# How to obtain isomorphic factor groups of a group from its ismomorphic subgroups?

• Nov 20th 2012, 04:07 AM
raed
How to obtain isomorphic factor groups of a group from its ismomorphic subgroups?
Dear Friends,
If two normal subgroups H and K of a group G are ısomorphic then the factor groups G\H and G\K need not be isomorphic. My question is what are further conditions we need on H, K and probably on G that gaurantee the isomorphisms of G\H and G\K when H and K are isomorphic
• Nov 21st 2012, 04:16 PM
Deveno
Re: How to obtain isomorphic factor groups of a group from its ismomorphic subgroups?
i claim the following is a sufficient (do not know about necessary) condition on H,K and G:

there exists σ in Aut(G) with σ(H) = K.

we would hope that this defines an isomorphism:

σH/K from G/H to G/K, given by:

σH/K(gH) = σ(g)K.

first, we need to verify that σH/K is well-defined.

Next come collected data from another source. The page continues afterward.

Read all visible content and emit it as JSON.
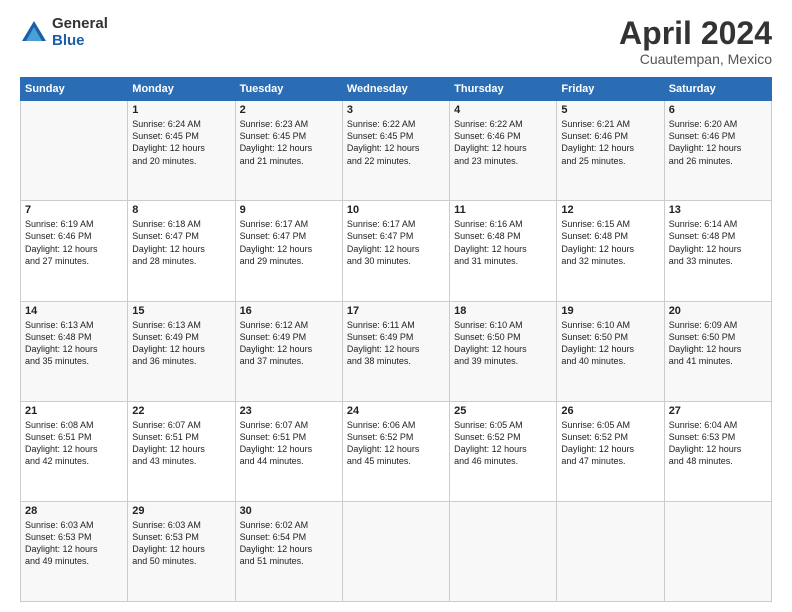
{
  "logo": {
    "general": "General",
    "blue": "Blue"
  },
  "title": "April 2024",
  "subtitle": "Cuautempan, Mexico",
  "headers": [
    "Sunday",
    "Monday",
    "Tuesday",
    "Wednesday",
    "Thursday",
    "Friday",
    "Saturday"
  ],
  "weeks": [
    [
      {
        "day": "",
        "info": ""
      },
      {
        "day": "1",
        "info": "Sunrise: 6:24 AM\nSunset: 6:45 PM\nDaylight: 12 hours\nand 20 minutes."
      },
      {
        "day": "2",
        "info": "Sunrise: 6:23 AM\nSunset: 6:45 PM\nDaylight: 12 hours\nand 21 minutes."
      },
      {
        "day": "3",
        "info": "Sunrise: 6:22 AM\nSunset: 6:45 PM\nDaylight: 12 hours\nand 22 minutes."
      },
      {
        "day": "4",
        "info": "Sunrise: 6:22 AM\nSunset: 6:46 PM\nDaylight: 12 hours\nand 23 minutes."
      },
      {
        "day": "5",
        "info": "Sunrise: 6:21 AM\nSunset: 6:46 PM\nDaylight: 12 hours\nand 25 minutes."
      },
      {
        "day": "6",
        "info": "Sunrise: 6:20 AM\nSunset: 6:46 PM\nDaylight: 12 hours\nand 26 minutes."
      }
    ],
    [
      {
        "day": "7",
        "info": "Sunrise: 6:19 AM\nSunset: 6:46 PM\nDaylight: 12 hours\nand 27 minutes."
      },
      {
        "day": "8",
        "info": "Sunrise: 6:18 AM\nSunset: 6:47 PM\nDaylight: 12 hours\nand 28 minutes."
      },
      {
        "day": "9",
        "info": "Sunrise: 6:17 AM\nSunset: 6:47 PM\nDaylight: 12 hours\nand 29 minutes."
      },
      {
        "day": "10",
        "info": "Sunrise: 6:17 AM\nSunset: 6:47 PM\nDaylight: 12 hours\nand 30 minutes."
      },
      {
        "day": "11",
        "info": "Sunrise: 6:16 AM\nSunset: 6:48 PM\nDaylight: 12 hours\nand 31 minutes."
      },
      {
        "day": "12",
        "info": "Sunrise: 6:15 AM\nSunset: 6:48 PM\nDaylight: 12 hours\nand 32 minutes."
      },
      {
        "day": "13",
        "info": "Sunrise: 6:14 AM\nSunset: 6:48 PM\nDaylight: 12 hours\nand 33 minutes."
      }
    ],
    [
      {
        "day": "14",
        "info": "Sunrise: 6:13 AM\nSunset: 6:48 PM\nDaylight: 12 hours\nand 35 minutes."
      },
      {
        "day": "15",
        "info": "Sunrise: 6:13 AM\nSunset: 6:49 PM\nDaylight: 12 hours\nand 36 minutes."
      },
      {
        "day": "16",
        "info": "Sunrise: 6:12 AM\nSunset: 6:49 PM\nDaylight: 12 hours\nand 37 minutes."
      },
      {
        "day": "17",
        "info": "Sunrise: 6:11 AM\nSunset: 6:49 PM\nDaylight: 12 hours\nand 38 minutes."
      },
      {
        "day": "18",
        "info": "Sunrise: 6:10 AM\nSunset: 6:50 PM\nDaylight: 12 hours\nand 39 minutes."
      },
      {
        "day": "19",
        "info": "Sunrise: 6:10 AM\nSunset: 6:50 PM\nDaylight: 12 hours\nand 40 minutes."
      },
      {
        "day": "20",
        "info": "Sunrise: 6:09 AM\nSunset: 6:50 PM\nDaylight: 12 hours\nand 41 minutes."
      }
    ],
    [
      {
        "day": "21",
        "info": "Sunrise: 6:08 AM\nSunset: 6:51 PM\nDaylight: 12 hours\nand 42 minutes."
      },
      {
        "day": "22",
        "info": "Sunrise: 6:07 AM\nSunset: 6:51 PM\nDaylight: 12 hours\nand 43 minutes."
      },
      {
        "day": "23",
        "info": "Sunrise: 6:07 AM\nSunset: 6:51 PM\nDaylight: 12 hours\nand 44 minutes."
      },
      {
        "day": "24",
        "info": "Sunrise: 6:06 AM\nSunset: 6:52 PM\nDaylight: 12 hours\nand 45 minutes."
      },
      {
        "day": "25",
        "info": "Sunrise: 6:05 AM\nSunset: 6:52 PM\nDaylight: 12 hours\nand 46 minutes."
      },
      {
        "day": "26",
        "info": "Sunrise: 6:05 AM\nSunset: 6:52 PM\nDaylight: 12 hours\nand 47 minutes."
      },
      {
        "day": "27",
        "info": "Sunrise: 6:04 AM\nSunset: 6:53 PM\nDaylight: 12 hours\nand 48 minutes."
      }
    ],
    [
      {
        "day": "28",
        "info": "Sunrise: 6:03 AM\nSunset: 6:53 PM\nDaylight: 12 hours\nand 49 minutes."
      },
      {
        "day": "29",
        "info": "Sunrise: 6:03 AM\nSunset: 6:53 PM\nDaylight: 12 hours\nand 50 minutes."
      },
      {
        "day": "30",
        "info": "Sunrise: 6:02 AM\nSunset: 6:54 PM\nDaylight: 12 hours\nand 51 minutes."
      },
      {
        "day": "",
        "info": ""
      },
      {
        "day": "",
        "info": ""
      },
      {
        "day": "",
        "info": ""
      },
      {
        "day": "",
        "info": ""
      }
    ]
  ]
}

suppose gH = g'H. then g'-1g is in H, so σ(g'-1g) = (σ(g'))-1σ(g) is in K, so:

σ(g)K = σ(g')K, thus σH/K(gH) = σH/K(g'H).

is σH/K a homomorphism?

well, σH/K((gH)(g'H)) = σH/K(gg'H) = σ(gg')K = σ(g)σ(g')K = (σ(g)K)(σ(g')K) = σH/K(g)σH/K(g').

is σH/K injective?

suppose σH/K(gH) = σ(g)K = K. then σ(g) is in K, so g = σ-1(σ(g)) is in σ-1(K) = H.

thus the the only coset of H that is in the kernel of σH/K is H.

is σH/K surjective?

suppose that we have ANY coset of K in G/K, say xK. let g = σ-1(x). then σH/K(gH) = σ(g)K = σ(σ-1(x))K = xK.

ta da!